I thought about listing usernames with the bios, but I thought it might be unwelcome for some people. Of course they're all people who are public in a sense anyway, but not all of them are trivially linked in the realname->username direction if you Google. For example some people's HN profile just has a URL, and then their real name is at the URL. Others post under a well-known real name but don't directly link their RL identity in the profile. That setup means people who know their RL identity don't as easily stumble across their HN profile: the HN profile doesn't list their real name verbatim, or come up in a search for the real name, which would change if I put up an googleable index of username/real-name pairs. Maybe I'm being too cautious, though.
We've had discussions on HN about real names and handles...I think the consensus is that most everyone who has their real name or bio linked into their profile are OK with people knowing it, and the welcome side effect for some such persons is that they have another incentive to stay civil.
I was astonished to discover once, from another site, that patio11 and tokenadult have the same join date on HN. I'm glad to observe that patio11 (deservedly) has a lot more karma.
While patio11's post are certainly worth reading your posts are more like essays. Complete with references and all. They have obviously taken some time and thought to compose, and I'm sure I'm not the only one that appreciate them.
Thanks, I enjoyed reading the bios, but I know many of these people only by their HN user IDs rather than their real names. Could you possibly add their user IDs to the bios?
That's a fantastic question. Is there a "long tail" of valuable contributions, or do most of the really-valuable and highly upvoted comments/posts come from a small group?
If pg could shed any light on this, it would be very interesting to see.
Of the people who link a real identity (~70), I think none, though I was mostly just scanning for locations past the top-20, so I might've missed someone. It's possible women are more likely to stay pseudonymous than men, and also possible that there are just few to no women who post a lot here.
Very cool. It'd be interesting to see some kind of influence ratio, such as karma / # of posts, or date joined.
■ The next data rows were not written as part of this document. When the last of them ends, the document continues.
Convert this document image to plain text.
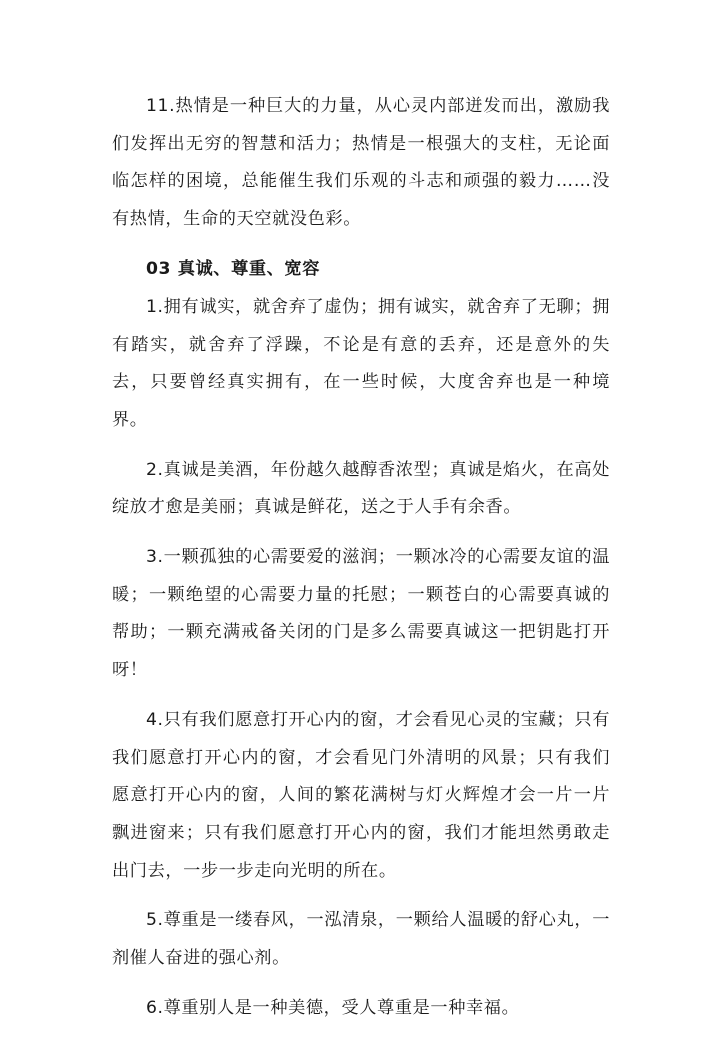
11.热情是一种巨大的力量，从心灵内部迸发而出，激励我们发挥出无穷的智慧和活力；热情是一根强大的支柱，无论面临怎样的困境，总能催生我们乐观的斗志和顽强的毅力……没有热情，生命的天空就没色彩。

03 真诚、尊重、宽容

1.拥有诚实，就舍弃了虚伪；拥有诚实，就舍弃了无聊；拥有踏实，就舍弃了浮躁，不论是有意的丢弃，还是意外的失去，只要曾经真实拥有，在一些时候，大度舍弃也是一种境界。

2.真诚是美酒，年份越久越醇香浓型；真诚是焰火，在高处绽放才愈是美丽；真诚是鲜花，送之于人手有余香。

3.一颗孤独的心需要爱的滋润；一颗冰冷的心需要友谊的温暖；一颗绝望的心需要力量的托慰；一颗苍白的心需要真诚的帮助；一颗充满戒备关闭的门是多么需要真诚这一把钥匙打开呀！

4.只有我们愿意打开心内的窗，才会看见心灵的宝藏；只有我们愿意打开心内的窗，才会看见门外清明的风景；只有我们愿意打开心内的窗，人间的繁花满树与灯火辉煌才会一片一片飘进窗来；只有我们愿意打开心内的窗，我们才能坦然勇敢走出门去，一步一步走向光明的所在。

5.尊重是一缕春风，一泓清泉，一颗给人温暖的舒心丸，一剂催人奋进的强心剂。

6.尊重别人是一种美德，受人尊重是一种幸福。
Wonder if the pool is made most of older loyalists or newer upstarts? Seems like people who have been hanging around for awhile, both due to their usual heavy involvement in tech industry as well as if you're around longer, you can make more posts :)
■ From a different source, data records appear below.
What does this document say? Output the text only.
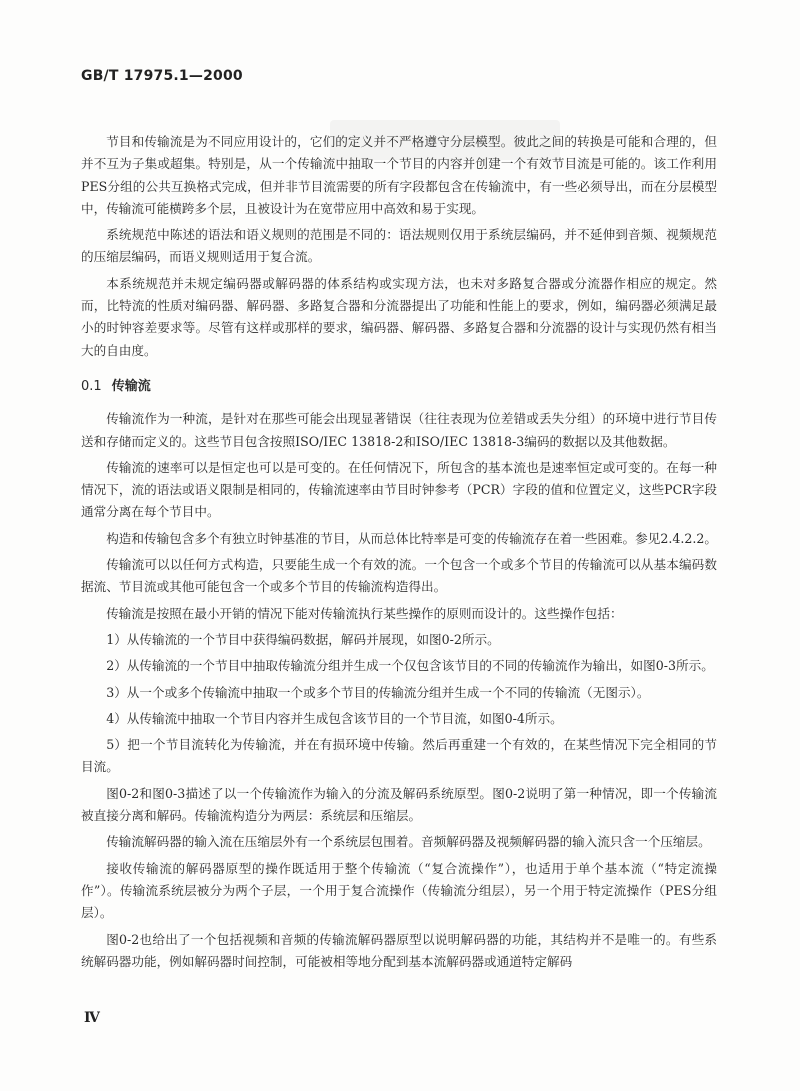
GB/T 17975.1—2000

节目和传输流是为不同应用设计的，它们的定义并不严格遵守分层模型。彼此之间的转换是可能和合理的，但并不互为子集或超集。特别是，从一个传输流中抽取一个节目的内容并创建一个有效节目流是可能的。该工作利用PES分组的公共互换格式完成，但并非节目流需要的所有字段都包含在传输流中，有一些必须导出，而在分层模型中，传输流可能横跨多个层，且被设计为在宽带应用中高效和易于实现。

系统规范中陈述的语法和语义规则的范围是不同的：语法规则仅用于系统层编码，并不延伸到音频、视频规范的压缩层编码，而语义规则适用于复合流。

本系统规范并未规定编码器或解码器的体系结构或实现方法，也未对多路复合器或分流器作相应的规定。然而，比特流的性质对编码器、解码器、多路复合器和分流器提出了功能和性能上的要求，例如，编码器必须满足最小的时钟容差要求等。尽管有这样或那样的要求，编码器、解码器、多路复合器和分流器的设计与实现仍然有相当大的自由度。

0.1 传输流

传输流作为一种流，是针对在那些可能会出现显著错误（往往表现为位差错或丢失分组）的环境中进行节目传送和存储而定义的。这些节目包含按照ISO/IEC 13818-2和ISO/IEC 13818-3编码的数据以及其他数据。

传输流的速率可以是恒定也可以是可变的。在任何情况下，所包含的基本流也是速率恒定或可变的。在每一种情况下，流的语法或语义限制是相同的，传输流速率由节目时钟参考（PCR）字段的值和位置定义，这些PCR字段通常分离在每个节目中。

构造和传输包含多个有独立时钟基准的节目，从而总体比特率是可变的传输流存在着一些困难。参见2.4.2.2。

传输流可以以任何方式构造，只要能生成一个有效的流。一个包含一个或多个节目的传输流可以从基本编码数据流、节目流或其他可能包含一个或多个节目的传输流构造得出。

传输流是按照在最小开销的情况下能对传输流执行某些操作的原则而设计的。这些操作包括：

1）从传输流的一个节目中获得编码数据，解码并展现，如图0-2所示。

2）从传输流的一个节目中抽取传输流分组并生成一个仅包含该节目的不同的传输流作为输出，如图0-3所示。

3）从一个或多个传输流中抽取一个或多个节目的传输流分组并生成一个不同的传输流（无图示）。

4）从传输流中抽取一个节目内容并生成包含该节目的一个节目流，如图0-4所示。

5）把一个节目流转化为传输流，并在有损环境中传输。然后再重建一个有效的，在某些情况下完全相同的节目流。

图0-2和图0-3描述了以一个传输流作为输入的分流及解码系统原型。图0-2说明了第一种情况，即一个传输流被直接分离和解码。传输流构造分为两层：系统层和压缩层。

传输流解码器的输入流在压缩层外有一个系统层包围着。音频解码器及视频解码器的输入流只含一个压缩层。

接收传输流的解码器原型的操作既适用于整个传输流（“复合流操作”），也适用于单个基本流（“特定流操作”）。传输流系统层被分为两个子层，一个用于复合流操作（传输流分组层），另一个用于特定流操作（PES分组层）。

图0-2也给出了一个包括视频和音频的传输流解码器原型以说明解码器的功能，其结构并不是唯一的。有些系统解码器功能，例如解码器时间控制，可能被相等地分配到基本流解码器或通道特定解码

Ⅳ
Some of that kind of data (account age, karma-per-day, newer vs. older users in the top-100, etc.) can be found by digging around here: http://hn-karma-tracker.herokuapp.com/
I am shocked, and yet somehow not surprised, that there are exactly no women on the list. Sigh. I love the comments posted here.... just imagine the insightful commentary we'd all be benefiting from if half the population wasn't excluded! Hope to see this changing in the future. Thanks for your work putting this together.
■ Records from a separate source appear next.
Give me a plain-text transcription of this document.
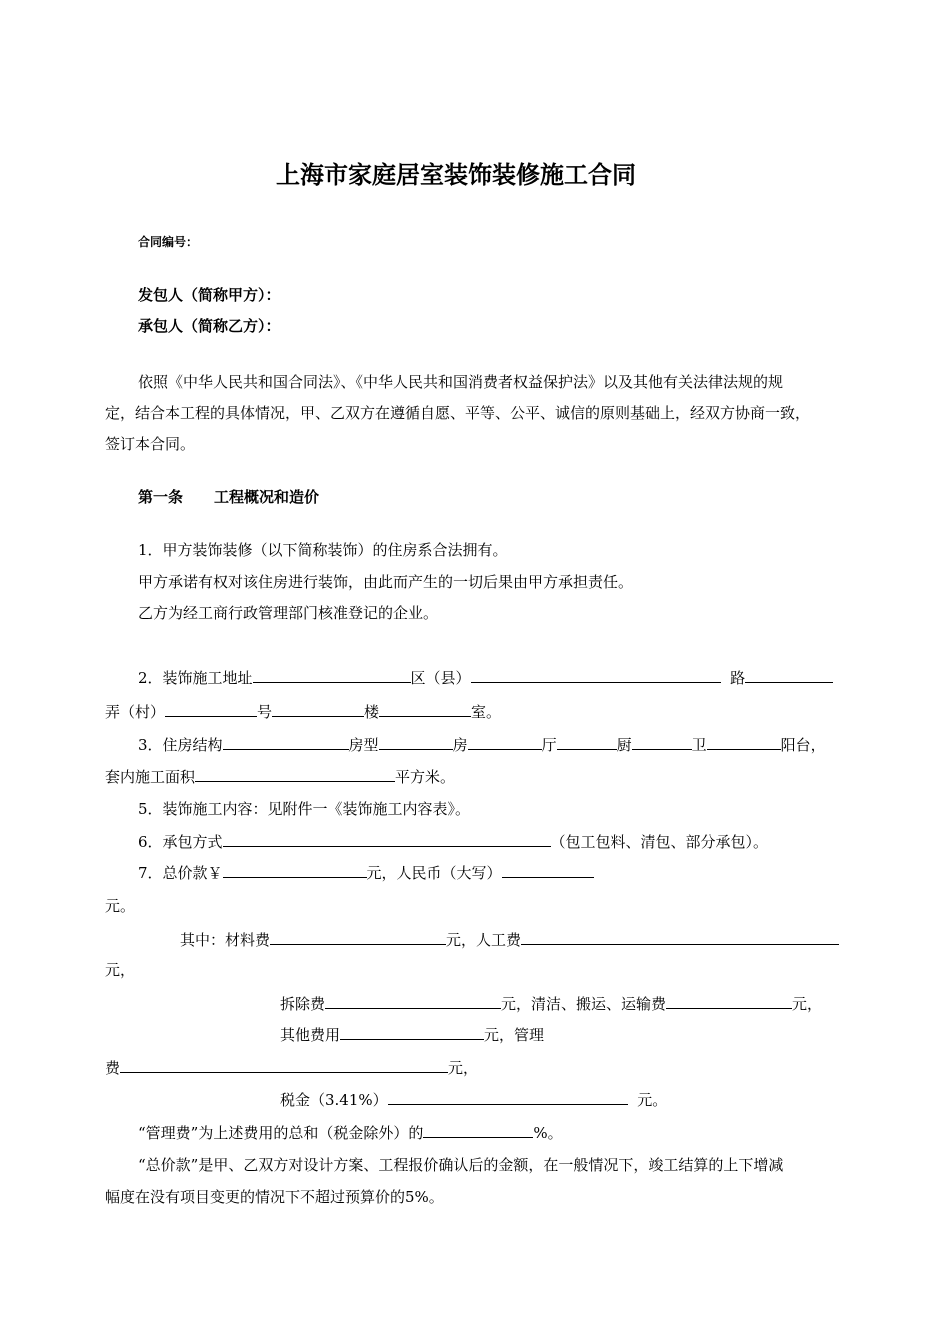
上海市家庭居室装饰装修施工合同
合同编号：
发包人（简称甲方）：
承包人（简称乙方）：
依照《中华人民共和国合同法》、《中华人民共和国消费者权益保护法》以及其他有关法律法规的规
定，结合本工程的具体情况，甲、乙双方在遵循自愿、平等、公平、诚信的原则基础上，经双方协商一致，
签订本合同。
第一条 工程概况和造价
1．甲方装饰装修（以下简称装饰）的住房系合法拥有。
甲方承诺有权对该住房进行装饰，由此而产生的一切后果由甲方承担责任。
乙方为经工商行政管理部门核准登记的企业。
2．装饰施工地址	区（县）	路
弄（村）	号	楼	室。
3．住房结构	房型	房	厅	厨	卫	阳台，
套内施工面积	平方米。
5．装饰施工内容：见附件一《装饰施工内容表》。
6．承包方式	（包工包料、清包、部分承包）。
7．总价款￥	元，人民币（大写）
元。
其中：材料费	元，人工费
元，
拆除费	元，清洁、搬运、运输费	元，
其他费用	元，管理
费	元，
税金（3.41%）	元。
“管理费”为上述费用的总和（税金除外）的	%。
“总价款”是甲、乙双方对设计方案、工程报价确认后的金额，在一般情况下，竣工结算的上下增减
幅度在没有项目变更的情况下不超过预算价的5%。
There are 2 on the list, and if it is from the leaderboard (which I presume it is) I'm one of them.
I think Denmark is quite an interesting case. Unknown to most people a lot of great technology is written by Danes (The V8 javascript engine in Google Chrome, Google maps, Google wave, Ruby on Rails, C#, Varnish, PHP, Turbo pascal, Delphi, C++, and probably more that I can't think of right now) yet we don't really have much to show for it in terms of entrepreneurial success, large technology companies or worldwide esteem. Obviously there are some fairly tech-savvy Danes around, so it would only be natural that a few of them hang out on HN.
Well I never knew till the other day that Zendesk started off in Denmark. Also Podio. Probably by the time a Danish company becomes successful they've already moved part of their business to Silicon Valley and everyone thinks they are a US company, like I did with Zendesk.
Lars Bak is still in Aarhus I believe, along with the core of the Google V8 team. Unity also still has most of its tech team in Copenhagen, but many people think it moved to SF, because it moved its marketing & headquarters to SF (bigger market, etc.).
The breakdown between English-speaking countries shows no preference for any. The breakdown within the US shows San Francisco Bay Area disproportionately represented, followed by Seattle and Boston in a 2nd tier disproportionate by population. Capital cities are disproportionately represented within other English-speaking and Germanic language speaking countries.
It would be cool to have the HN handles, with links to their profiles, next to each bio blub.
Would also be cool to have lists of the people in each location -- I'd be curious to see who the 7 in NYC are, or the 2 in Berlin.